Situated in a wild and evocative place, at the feet of the plateau of Montepiano, a place called "the sacred rocks of Montepiano", is the interesting monastic whole of St. Francesco Caracciolo which witnesses a glorious religious past, made of heroic sacrifices and exemplary asceticism. The caverns of this wild area have been shelter for hermits and simple penitents. In 1870 the monastery underwent the confiscation of its properties; anyway there still remain a  few interesting oil paintings dating back to the 15th and 16th centuries.

 


MONASTERY OF ST. PETER

 

 

According to the legend, it was St. Peter Apostle who decided the place and the name of the monastery.

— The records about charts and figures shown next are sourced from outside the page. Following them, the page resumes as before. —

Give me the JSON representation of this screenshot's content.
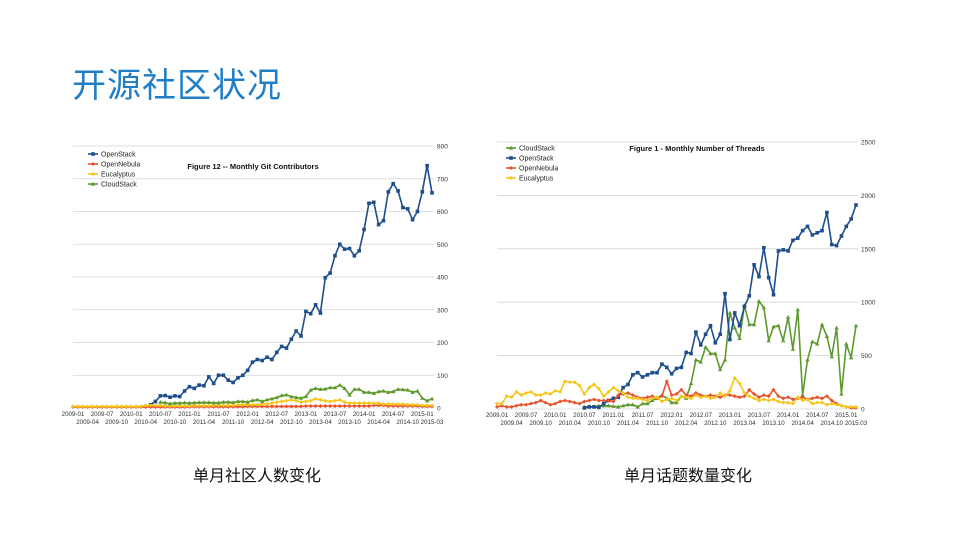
{
  "slide": {
    "title": "开源社区状况",
    "caption_left": "单月社区人数变化",
    "caption_right": "单月话题数量变化"
  },
  "colors": {
    "OpenStack": "#1f4e8c",
    "OpenNebula": "#e8502a",
    "Eucalyptus": "#f5c518",
    "CloudStack": "#5e9a2e"
  },
  "chart_data": [
    {
      "type": "line",
      "title": "Figure 12 -- Monthly Git Contributors",
      "xlabel": "",
      "ylabel": "",
      "x_start": "2009-01",
      "x_end": "2015-03",
      "months": 75,
      "ylim": [
        0,
        800
      ],
      "yticks": [
        "0",
        "100",
        "200",
        "300",
        "400",
        "500",
        "600",
        "700",
        "800"
      ],
      "xticks": [
        "2009-01",
        "2009-04",
        "2009-07",
        "2009-10",
        "2010-01",
        "2010-04",
        "2010-07",
        "2010-10",
        "2011-01",
        "2011-04",
        "2011-07",
        "2011-10",
        "2012-01",
        "2012-04",
        "2012-07",
        "2012-10",
        "2013-01",
        "2013-04",
        "2013-07",
        "2013-10",
        "2014-01",
        "2014-04",
        "2014-07",
        "2014-10",
        "2015-01",
        "2015-03"
      ],
      "legend": "top-left",
      "grid": true,
      "series": [
        {
          "name": "OpenStack",
          "marker": "square",
          "values": [
            null,
            null,
            null,
            null,
            null,
            null,
            null,
            null,
            null,
            null,
            null,
            null,
            null,
            null,
            null,
            null,
            10,
            20,
            37,
            38,
            33,
            37,
            35,
            52,
            65,
            60,
            70,
            68,
            95,
            75,
            100,
            100,
            85,
            78,
            92,
            100,
            115,
            140,
            148,
            145,
            155,
            148,
            170,
            188,
            183,
            210,
            235,
            220,
            295,
            288,
            315,
            290,
            398,
            412,
            465,
            500,
            485,
            487,
            465,
            480,
            545,
            625,
            628,
            560,
            572,
            660,
            685,
            663,
            612,
            608,
            575,
            600,
            660,
            740,
            657
          ]
        },
        {
          "name": "OpenNebula",
          "marker": "diamond",
          "values": [
            3,
            3,
            3,
            3,
            3,
            3,
            3,
            3,
            3,
            3,
            3,
            3,
            3,
            3,
            3,
            3,
            3,
            3,
            3,
            3,
            3,
            3,
            3,
            3,
            4,
            4,
            4,
            4,
            4,
            4,
            4,
            4,
            4,
            4,
            4,
            4,
            5,
            5,
            5,
            5,
            5,
            5,
            5,
            5,
            5,
            5,
            5,
            5,
            6,
            6,
            6,
            6,
            6,
            6,
            6,
            6,
            6,
            6,
            6,
            6,
            6,
            6,
            8,
            8,
            8,
            6,
            6,
            6,
            6,
            6,
            6,
            6,
            5,
            5,
            5
          ]
        },
        {
          "name": "Eucalyptus",
          "marker": "diamond",
          "values": [
            5,
            5,
            5,
            5,
            5,
            5,
            5,
            5,
            5,
            5,
            5,
            5,
            5,
            5,
            5,
            8,
            8,
            8,
            8,
            6,
            6,
            6,
            6,
            6,
            6,
            7,
            7,
            7,
            7,
            8,
            8,
            8,
            8,
            8,
            10,
            10,
            10,
            10,
            10,
            12,
            12,
            15,
            18,
            20,
            22,
            25,
            22,
            18,
            20,
            22,
            28,
            25,
            22,
            20,
            22,
            25,
            18,
            15,
            15,
            15,
            15,
            15,
            15,
            15,
            12,
            12,
            12,
            12,
            12,
            10,
            10,
            10,
            8,
            8,
            8
          ]
        },
        {
          "name": "CloudStack",
          "marker": "triangle",
          "values": [
            null,
            null,
            null,
            null,
            null,
            null,
            null,
            null,
            null,
            null,
            null,
            null,
            null,
            null,
            null,
            null,
            null,
            null,
            18,
            16,
            13,
            15,
            15,
            16,
            15,
            16,
            17,
            17,
            17,
            16,
            16,
            18,
            18,
            17,
            20,
            20,
            18,
            23,
            25,
            20,
            25,
            28,
            32,
            38,
            40,
            35,
            32,
            30,
            35,
            55,
            60,
            57,
            58,
            62,
            62,
            70,
            60,
            40,
            57,
            57,
            48,
            48,
            45,
            50,
            52,
            48,
            50,
            57,
            56,
            55,
            48,
            52,
            30,
            22,
            28
          ]
        }
      ]
    },
    {
      "type": "line",
      "title": "Figure 1 - Monthly Number of Threads",
      "xlabel": "",
      "ylabel": "",
      "x_start": "2009.01",
      "x_end": "2015.03",
      "months": 75,
      "ylim": [
        0,
        2500
      ],
      "yticks": [
        "0",
        "500",
        "1000",
        "1500",
        "2000",
        "2500"
      ],
      "xticks": [
        "2009.01",
        "2009.04",
        "2009.07",
        "2009.10",
        "2010.01",
        "2010.04",
        "2010.07",
        "2010.10",
        "2011.01",
        "2011.04",
        "2011.07",
        "2011.10",
        "2012.01",
        "2012.04",
        "2012.07",
        "2012.10",
        "2013.01",
        "2013.04",
        "2013.07",
        "2013.10",
        "2014.01",
        "2014.04",
        "2014.07",
        "2014.10",
        "2015.01",
        "2015.03"
      ],
      "legend": "top-left",
      "grid": true,
      "series": [
        {
          "name": "CloudStack",
          "marker": "triangle",
          "values": [
            null,
            null,
            null,
            null,
            null,
            null,
            null,
            null,
            null,
            null,
            null,
            null,
            null,
            null,
            null,
            null,
            null,
            null,
            20,
            20,
            20,
            30,
            30,
            30,
            25,
            20,
            30,
            40,
            40,
            20,
            50,
            50,
            80,
            100,
            130,
            100,
            60,
            60,
            120,
            100,
            240,
            460,
            440,
            580,
            520,
            520,
            370,
            460,
            900,
            760,
            660,
            970,
            790,
            790,
            1010,
            950,
            640,
            770,
            780,
            640,
            860,
            560,
            930,
            130,
            460,
            630,
            610,
            790,
            680,
            490,
            760,
            140,
            610,
            480,
            780
          ]
        },
        {
          "name": "OpenStack",
          "marker": "square",
          "values": [
            null,
            null,
            null,
            null,
            null,
            null,
            null,
            null,
            null,
            null,
            null,
            null,
            null,
            null,
            null,
            null,
            null,
            null,
            10,
            20,
            20,
            15,
            50,
            80,
            100,
            110,
            200,
            230,
            320,
            340,
            300,
            320,
            340,
            340,
            420,
            390,
            330,
            380,
            390,
            530,
            520,
            720,
            600,
            700,
            780,
            620,
            700,
            1080,
            650,
            900,
            780,
            960,
            1060,
            1350,
            1240,
            1510,
            1230,
            1070,
            1480,
            1490,
            1480,
            1580,
            1600,
            1670,
            1710,
            1630,
            1650,
            1670,
            1840,
            1540,
            1530,
            1620,
            1710,
            1780,
            1910
          ]
        },
        {
          "name": "OpenNebula",
          "marker": "diamond",
          "values": [
            20,
            30,
            20,
            20,
            30,
            40,
            40,
            50,
            60,
            80,
            60,
            40,
            50,
            70,
            80,
            70,
            60,
            50,
            70,
            80,
            90,
            80,
            80,
            80,
            70,
            130,
            140,
            150,
            130,
            110,
            100,
            110,
            120,
            100,
            120,
            260,
            130,
            140,
            180,
            130,
            120,
            150,
            130,
            120,
            130,
            120,
            110,
            130,
            130,
            120,
            110,
            120,
            180,
            140,
            110,
            130,
            120,
            180,
            120,
            100,
            110,
            90,
            100,
            110,
            90,
            100,
            110,
            100,
            120,
            80,
            50,
            30,
            20,
            10,
            10
          ]
        },
        {
          "name": "Eucalyptus",
          "marker": "diamond",
          "values": [
            50,
            50,
            120,
            110,
            160,
            130,
            150,
            160,
            130,
            130,
            150,
            140,
            170,
            160,
            260,
            250,
            250,
            220,
            140,
            200,
            230,
            190,
            120,
            160,
            200,
            170,
            150,
            110,
            100,
            100,
            90,
            80,
            100,
            110,
            70,
            90,
            100,
            80,
            120,
            110,
            100,
            130,
            110,
            120,
            100,
            110,
            150,
            120,
            170,
            290,
            240,
            150,
            120,
            100,
            80,
            90,
            80,
            90,
            70,
            60,
            60,
            50,
            110,
            80,
            90,
            50,
            60,
            60,
            40,
            50,
            40,
            30,
            20,
            20,
            20
          ]
        }
      ]
    }
  ]
}
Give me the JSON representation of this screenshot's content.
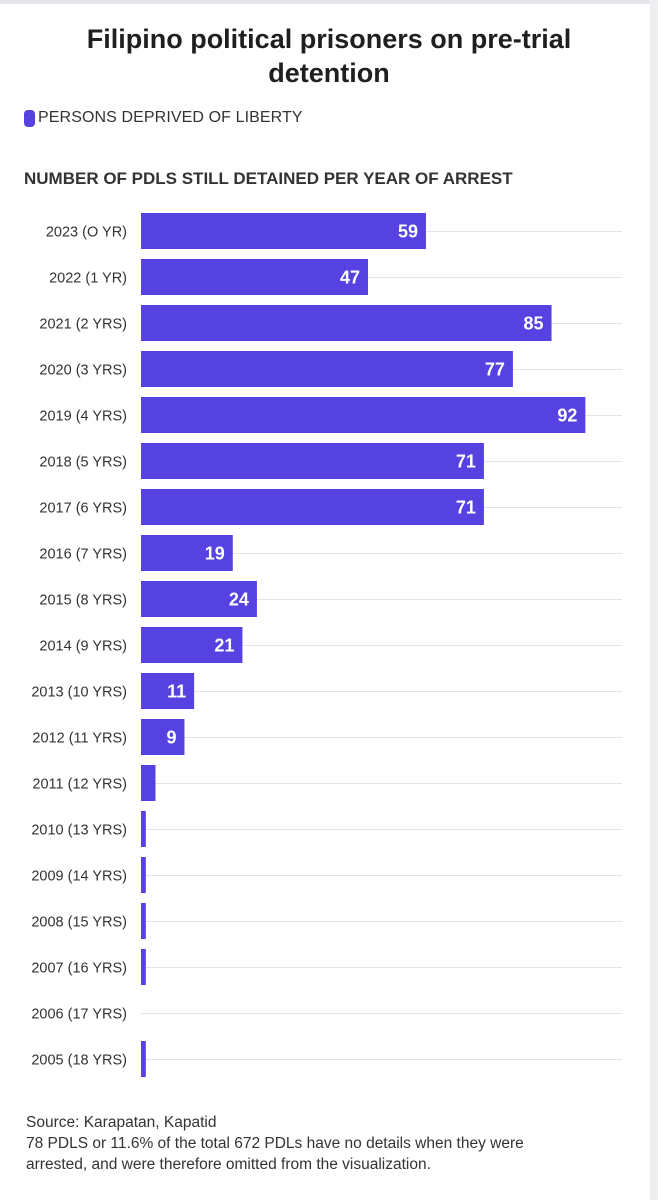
{
  "title": "Filipino political prisoners on pre-trial detention",
  "legend": {
    "label": "PERSONS DEPRIVED OF LIBERTY",
    "color": "#5542e0"
  },
  "chart_data": {
    "type": "bar",
    "orientation": "horizontal",
    "title": "Filipino political prisoners on pre-trial detention",
    "subtitle": "NUMBER OF PDLS STILL DETAINED PER YEAR OF ARREST",
    "categories": [
      "2023 (O YR)",
      "2022 (1 YR)",
      "2021 (2 YRS)",
      "2020 (3 YRS)",
      "2019 (4 YRS)",
      "2018 (5 YRS)",
      "2017 (6 YRS)",
      "2016 (7 YRS)",
      "2015 (8 YRS)",
      "2014 (9 YRS)",
      "2013 (10 YRS)",
      "2012 (11 YRS)",
      "2011 (12 YRS)",
      "2010 (13 YRS)",
      "2009 (14 YRS)",
      "2008 (15 YRS)",
      "2007 (16 YRS)",
      "2006 (17 YRS)",
      "2005 (18 YRS)"
    ],
    "series": [
      {
        "name": "PERSONS DEPRIVED OF LIBERTY",
        "values": [
          59,
          47,
          85,
          77,
          92,
          71,
          71,
          19,
          24,
          21,
          11,
          9,
          3,
          1,
          1,
          1,
          1,
          0,
          1
        ]
      }
    ],
    "data_labels": [
      "59",
      "47",
      "85",
      "77",
      "92",
      "71",
      "71",
      "19",
      "24",
      "21",
      "11",
      "9",
      "",
      "",
      "",
      "",
      "",
      "",
      ""
    ],
    "xlim": [
      0,
      100
    ],
    "grid": true,
    "legend_position": "top-left",
    "bar_color": "#5542e0"
  },
  "source": {
    "line1": "Source: Karapatan, Kapatid",
    "line2": "78 PDLS or 11.6% of the total 672 PDLs have no details when they were",
    "line3": "arrested, and were therefore omitted from the visualization."
  }
}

After having appeared to St. Benedetto - who was in Roccamontepiano after a period  of wandering in this region - St. Peter told him to build the House of God on the ruins of the ancient Roman fortress, the "Vico Romano".This monastery - which is a ruin today - has an enormous importance within the history of Arts because it represents the only example in Abruzzo of "Monastery-Castle", built with the typical characteristics of pure Romanic art and using blocks of local travertine.All the other monumental churches built in Abruzzo during the Middle Ages instead, are not made of travertine but of the grey stone of Mount Maiella. The pure Romanic method consists on the repetition of the architectural features surviving in the ruins of previous Roman monuments.